After Saul died, David returned to Ziklag. He had won the battle over the Amalekites. He stayed in Ziklag for two days.
On the third day a man arrived from Saul's camp. His clothes were torn. He had dust on his head. When he came to David, he fell to the ground to show him respect.
"Where have you come from?" David asked him. He answered, "I've escaped from Israel's camp."
"What happened?" David asked. "Tell me." He said, "Israel's men ran away from the battle. Many of them were killed. Saul and his son Jonathan are dead."
David spoke to the young man who brought him the report. He asked him, "How do you know that Saul and his son Jonathan are dead?"
"I just happened to be there on Mount Gilboa," the young man said. "Saul was there too. He was leaning on his spear. The enemy chariots and chariot drivers had almost caught up with him.
Then he turned around and saw me. He called out to me. I said, 'What do you want me to do?'
"He asked me, 'Who are you?' " 'An Amalekite,' I answered.

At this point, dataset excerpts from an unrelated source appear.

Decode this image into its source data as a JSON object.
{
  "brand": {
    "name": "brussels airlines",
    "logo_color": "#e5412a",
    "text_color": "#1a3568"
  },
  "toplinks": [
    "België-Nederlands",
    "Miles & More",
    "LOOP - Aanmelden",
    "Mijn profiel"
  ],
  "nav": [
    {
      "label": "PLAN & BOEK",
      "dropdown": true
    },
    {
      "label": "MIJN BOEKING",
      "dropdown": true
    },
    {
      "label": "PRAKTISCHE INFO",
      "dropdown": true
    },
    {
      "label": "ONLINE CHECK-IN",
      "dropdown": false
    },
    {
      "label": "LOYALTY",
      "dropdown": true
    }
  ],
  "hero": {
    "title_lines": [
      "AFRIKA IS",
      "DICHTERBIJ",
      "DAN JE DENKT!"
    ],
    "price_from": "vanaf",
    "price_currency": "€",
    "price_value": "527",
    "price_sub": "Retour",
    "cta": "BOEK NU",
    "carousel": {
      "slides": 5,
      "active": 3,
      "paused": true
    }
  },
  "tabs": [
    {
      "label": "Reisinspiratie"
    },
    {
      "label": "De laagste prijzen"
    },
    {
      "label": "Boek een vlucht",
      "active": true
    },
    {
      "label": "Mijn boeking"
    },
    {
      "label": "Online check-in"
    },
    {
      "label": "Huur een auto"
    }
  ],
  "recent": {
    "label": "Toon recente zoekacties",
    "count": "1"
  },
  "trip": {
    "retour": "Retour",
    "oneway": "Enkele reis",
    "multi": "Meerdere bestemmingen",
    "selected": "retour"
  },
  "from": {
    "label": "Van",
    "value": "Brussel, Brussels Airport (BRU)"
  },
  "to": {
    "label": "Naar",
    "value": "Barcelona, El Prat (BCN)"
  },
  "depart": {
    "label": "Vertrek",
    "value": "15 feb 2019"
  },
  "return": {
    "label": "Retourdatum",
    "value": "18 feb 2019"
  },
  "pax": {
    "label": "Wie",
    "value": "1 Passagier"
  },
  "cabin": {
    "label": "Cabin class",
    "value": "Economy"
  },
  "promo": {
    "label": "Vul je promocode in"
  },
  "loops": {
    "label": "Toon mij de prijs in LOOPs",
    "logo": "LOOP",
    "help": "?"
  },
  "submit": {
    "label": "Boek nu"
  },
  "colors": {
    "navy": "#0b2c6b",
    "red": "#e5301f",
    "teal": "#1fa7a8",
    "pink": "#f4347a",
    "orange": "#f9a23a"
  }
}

"Then he said to me, 'Stand over me and kill me! I'm close to death, but I'm still alive.'
"So I stood over him and killed him. I did it because I knew that after he had lost the battle he would be killed anyway. So I took the crown that was on his head. I also took his armband. I've brought them here to you. You are my master."
Then David took hold of his clothes and tore them. All of his men did the same thing.
All of them were filled with sadness. They sobbed over the whole nation of Israel. They didn't eat anything until evening. That's because Saul and Jonathan and the LORD's army had been killed with swords.
David spoke to the young man who had brought him the report. He asked, "Where are you from?" "I'm the son of an outsider, an Amalekite," he answered.
David asked him, "Why weren't you afraid to lift your hand to kill the LORD's anointed king?"
Then David called for one of his men. He said, "Go! Strike him down!" So he struck the man down, and the man died.
That's because David had said to him, "Anything that happens to you will be your own fault. What your own mouth has spoken is a witness against you. You said, 'I killed the LORD's anointed king.' "
David sang a song of sadness about Saul and his son Jonathan.
He ordered that it be taught to the people of Judah. It is called The Song of the Bow. It is written down in the Book of Jashar. David sang,
"Israel, your glorious leaders lie dead on your hills. Your mighty men have fallen.
"Don't announce it in Gath. Don't tell it in the streets of Ashkelon. If you do, the daughters of the Philistines will be glad. The daughters of men who haven't been circumcised will be joyful.
"Mountains of Gilboa, may no dew or rain fall on you. May your fields not produce any offerings of grain. The shield of the mighty king lies polluted there. The shield of Saul lies there. It isn't rubbed with oil anymore.
The bow of Jonathan didn't turn back. The sword of Saul didn't return without being satisfied. They spilled the blood of their enemies. They killed mighty men.
"In life Saul and Jonathan were loved and gracious. In death they were not parted. They were faster than eagles. They were stronger than lions.
"Daughters of Israel, sob over Saul. He dressed you in the finest clothes. He decorated your clothes with ornaments of gold.
"Your mighty men have fallen in battle. Jonathan lies dead on your hills.
My brother Jonathan, I'm filled with sadness because of you. You were very special to me. Your love for me was wonderful. It was more wonderful than the love of women.
"Israel's mighty men have fallen. Their weapons of war are broken."